Her faith offers her the possibility of real mystery and wonder, along with a personal relationship with the divine, quite literally in the form of Jay (Andy McQueen). In Simone’s eyes, Mrs Davis is a usurper of mankind’s gift of free will and the discipline involved in any practise of spirituality. That bot has has to go.  

Also watch 

AI and computer systems run amok in the following eight series and movies on Showmax: 

  1. The Fear Index: Coming to Showmax on Friday, 23 June, this mini-series based on the 2011 novel by Robert Harris takes inspiration from the real-life Flash Crash of 2010. Scientist-turned-Wall Street tycoon Dr Alexander Hoffmann’s (Josh Hartnett) genius with algorithms underpins an AI system called VIXAL-4, which starts making risky stock market decisions, crashing the world’s stock markets and profiting off chaos. The series explores the possible outcome of an AI operating without meaningful personal risk or consequences. 

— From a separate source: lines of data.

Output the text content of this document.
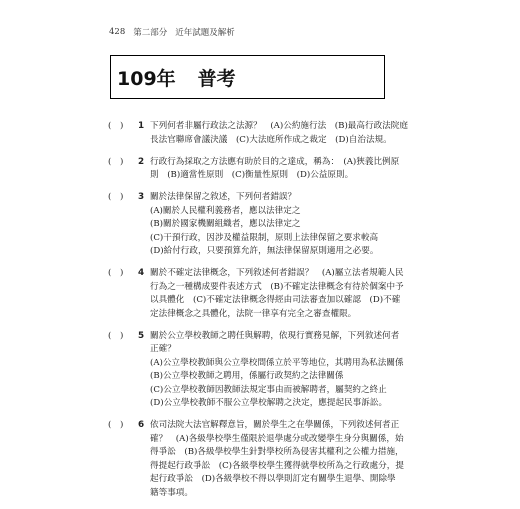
428 第二部分 近年試題及解析
109年 普考
(　)	1 下列何者非屬行政法之法源？　(A)公約施行法　(B)最高行政法院庭
長法官聯席會議決議　(C)大法庭所作成之裁定　(D)自治法規。
(　)	2 行政行為採取之方法應有助於目的之達成，稱為：　(A)狹義比例原
則　(B)適當性原則　(C)衡量性原則　(D)公益原則。
(　)	3 關於法律保留之敘述，下列何者錯誤？
(A)關於人民權利義務者，應以法律定之
(B)關於國家機關組織者，應以法律定之
(C)干預行政，因涉及權益限制，原則上法律保留之要求較高
(D)給付行政，只要預算允許，無法律保留原則適用之必要。
(　)	4 關於不確定法律概念，下列敘述何者錯誤？　(A)屬立法者規範人民
行為之一種構成要件表述方式　(B)不確定法律概念有待於個案中予
以具體化　(C)不確定法律概念得經由司法審查加以確認　(D)不確
定法律概念之具體化，法院一律享有完全之審查權限。
(　)	5 關於公立學校教師之聘任與解聘，依現行實務見解，下列敘述何者
正確？
(A)公立學校教師與公立學校間係立於平等地位，其聘用為私法關係
(B)公立學校教師之聘用，係屬行政契約之法律關係
(C)公立學校教師因教師法規定事由而被解聘者，屬契約之終止
(D)公立學校教師不服公立學校解聘之決定，應提起民事訴訟。
(　)	6 依司法院大法官解釋意旨，關於學生之在學關係，下列敘述何者正
確？　(A)各級學校學生僅限於退學處分或改變學生身分與關係，始
得爭訟　(B)各級學校學生針對學校所為侵害其權利之公權力措施，
得提起行政爭訟　(C)各級學校學生獲得就學校所為之行政處分，提
起行政爭訟　(D)各級學校不得以學則訂定有關學生退學、開除學
籍等事項。
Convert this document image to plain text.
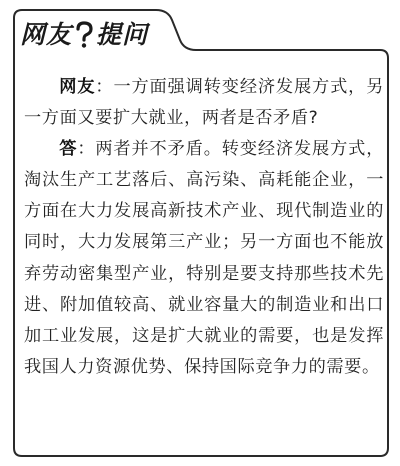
网友 提问

网友：一方面强调转变经济发展方式，另一方面又要扩大就业，两者是否矛盾?

答：两者并不矛盾。转变经济发展方式，淘汰生产工艺落后、高污染、高耗能企业，一方面在大力发展高新技术产业、现代制造业的同时，大力发展第三产业；另一方面也不能放弃劳动密集型产业，特别是要支持那些技术先进、附加值较高、就业容量大的制造业和出口加工业发展，这是扩大就业的需要，也是发挥我国人力资源优势、保持国际竞争力的需要。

  2. Westworld: This four-season dystopian sci-fi series explores what happens when sophisticated theme park automatons gain consciousness and start pushing back against the humans who abuse them for their amusement and pleasure. Reaping what we sow is the most terrifying of all fates.  
  3. Robocop: This 2014 version of the 1987 sci-fi film about corporate-controlled robot policing sees good cop Alex Murphy (Joel Kinnaman) transformed into an emotionless killing machine that masks its ultimate mission to protect the powerful by masquerading as a public servant and protector. Strip the word Robo out of the title and there are places in the world where you could tell the same story. The cast includes Samuel L Jackson, Michael Keaton and Gary Oldman, so go for a joy ride in this wee-waa wagon.  

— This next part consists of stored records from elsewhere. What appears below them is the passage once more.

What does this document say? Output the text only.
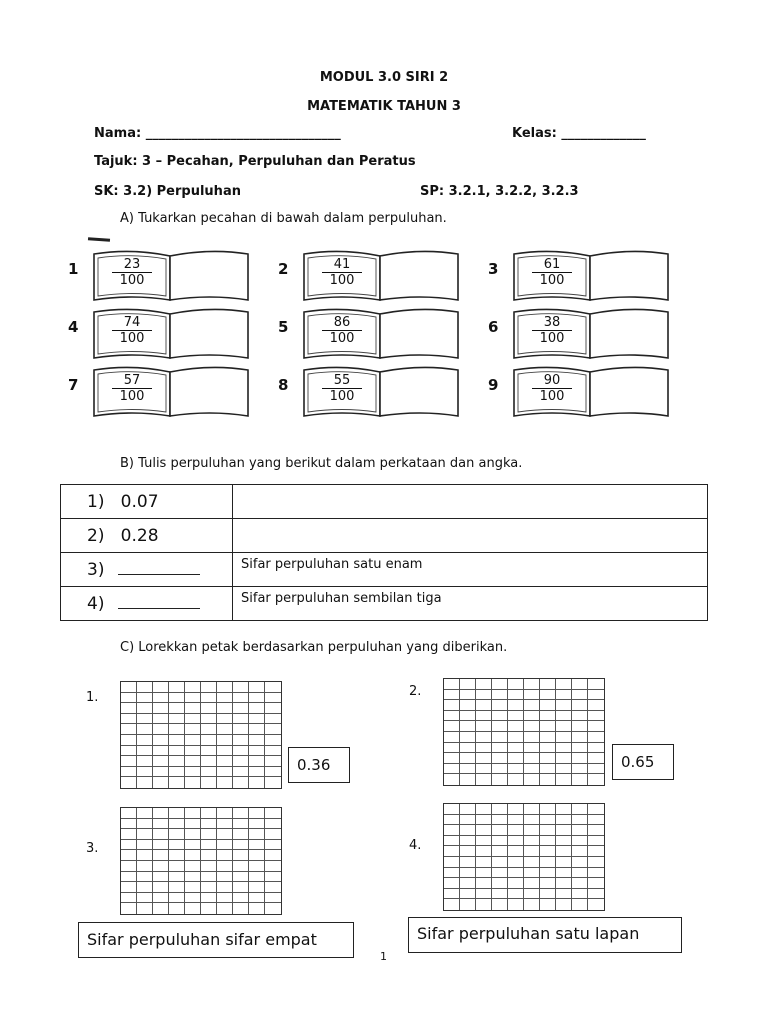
MODUL 3.0 SIRI 2
MATEMATIK TAHUN 3
Nama: ______________________________	Kelas: _____________
Tajuk: 3 – Pecahan, Perpuluhan dan Peratus
SK: 3.2) Perpuluhan	SP: 3.2.1, 3.2.2, 3.2.3
A) Tukarkan pecahan di bawah dalam perpuluhan.
1	23
100
2	41
100
3	61
100
4	74
100
5	86
100
6	38
100
7	57
100
8	55
100
9	90
100
B) Tulis perpuluhan yang berikut dalam perkataan dan angka.
1) 0.07	
2) 0.28	
3)	Sifar perpuluhan satu enam
4)	Sifar perpuluhan sembilan tiga
C) Lorekkan petak berdasarkan perpuluhan yang diberikan.
1.
0.36
2.
0.65
3.
Sifar perpuluhan sifar empat
4.
Sifar perpuluhan satu lapan
1
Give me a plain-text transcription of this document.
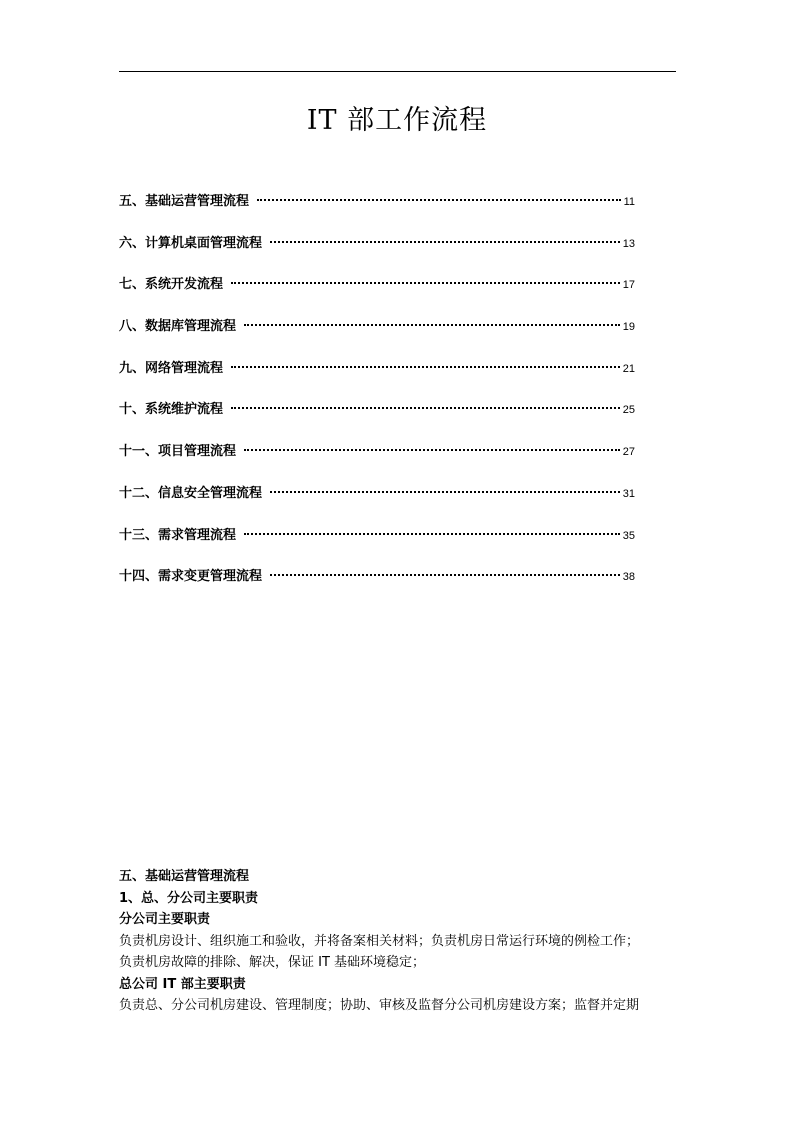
IT 部工作流程
五、基础运营管理流程	11
六、计算机桌面管理流程	13
七、系统开发流程	17
八、数据库管理流程	19
九、网络管理流程	21
十、系统维护流程	25
十一、项目管理流程	27
十二、信息安全管理流程	31
十三、需求管理流程	35
十四、需求变更管理流程	38
五、基础运营管理流程
1、总、分公司主要职责
分公司主要职责
负责机房设计、组织施工和验收，并将备案相关材料；负责机房日常运行环境的例检工作；
负责机房故障的排除、解决，保证 IT 基础环境稳定；
总公司 IT 部主要职责
负责总、分公司机房建设、管理制度；协助、审核及监督分公司机房建设方案；监督并定期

  4. Reminiscence: In this neo-noir science-fiction film Nick Bannister (Hugh Jackman) runs an agency that allows clients to relive memories, and winds up in a moral danger zone when he falls in love with one client, Mae (Rebecca Ferguson). Given any mind-meddling interface, the fear is that when we find the right button, we won’t be able to resist the temptation to keep dressing it until it falls off.  
  5. Ex Machina: Alex Garland (Never Let Me Go, Dredd) is the director behind this critically adored sci-fi thriller. Caleb Smith (Domhnall Gleeson), a young computer programmer, asks Nathan Bateman (Oscar Isaac), the creator of an AI, why he chose to sexualise his robot, Ava (Alicia Vikander) – making it female, fit, and flirty. If the machines we make mirror who we are, that’s a problem when the makers are evil. 
  6. Singularity: A supercomputer determines that human beings are the greatest threat to planet Earth, and sets out to wipe almost all of us out. Two centuries later just a handful of survivors remain in sanctuaries, in a world run by machines. It’s all the fears about being on the receiving end of colonisation, wrapped up in fears of human obsolescence in an AI world.  
  7. The Matrix Resurrections: Middle-aged, burned-out computer game programmer Thomas Anderson (Keanu Reeves) is resurrected inside a new, much more dangerous Matrix – a reality controlled and created by computers – and needs to unlock his true identity to escape into a pointless and dreary reality. Ultimately, the fear is that computers have channelled us into living in the worst timeline because we rebelled against a better one. 
  8. Demonic: Computers and AI have the potential to connect us to something overwhelming that our minds aren’t equipped to deal with. In this sci-fi horror film, South African filmmaker Neill Blomkamp tells the story of (literal) demons unleashed when a woman (Carly Pope) enters a simulator to confront her comatose mother.